Пол и секуляризм - Джоан Уоллак Скотт
Мусульманский вопрос
Терминология эмансипации и равенства занимает центральное место в дискурсе секуляризма, когда заходит речь о месте мусульман в исторически христиански/секулярных странах Западной Европы. В каких-то отношениях это повторение «еврейского вопроса» из XIX века, о котором Маркс написал свою знаменитую статью в ответ Бруно Бауэру. Как должны эмансипироваться (то есть получать политическое признание) евреи: как евреи или как отдельные индивиды? Какой единицей они являются — религиозной или этнической? Все ли евреи практикуют религию, которая им приписывается? Исключает ли их религиозность их включение в якобы нейтральное политическое государство? Или, если воспользоваться формулировкой, родившейся в ходе более ранних споров во время Французской революции, следует ли обращаться с ними как с индивидами или как с «нацией»[466]? Если тогда речь шла об основаниях для исключения, то сегодня стоит вопрос о необходимости ассимиляции, о готовности или неготовности мусульман отбросить то, что называют их «культурой», ради того, чтобы стать европейцами (или американцами, австралийцами и т. д.).

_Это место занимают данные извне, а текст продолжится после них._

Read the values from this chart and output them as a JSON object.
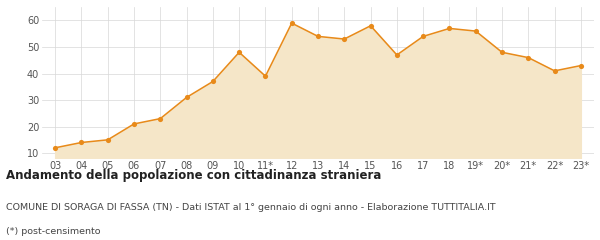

Проблема была не в том, что исторически религия противостоит секулярной политике национального государства — в конце концов, христианство подобной дилеммы не ставило. Ради признания гражданских прав христиане были абстрагированы от религии, которую они продолжали исповедовать, даже если (как в случае французских католиков) это не была приватизированная форма сознания, ассоциирующаяся с протестантизмом. Дело было в статусе евреев как издавна презираемого «чужеродного» меньшинства; в XIX веке их религиозное отличие все чаще представлялось в терминах расы, а от расы, как и от пола, нельзя было просто так абстрагироваться, как того требовало политическое равенство, лежавшее, как считалось, в основе национальной идентичности.
Даже у ассимилировавшихся евреев не исчезал отпечаток особости, как это стало очевидно во Франции во время дела Дрейфуса, а во многих других европейских странах в 1930‑е и 1940‑е годы.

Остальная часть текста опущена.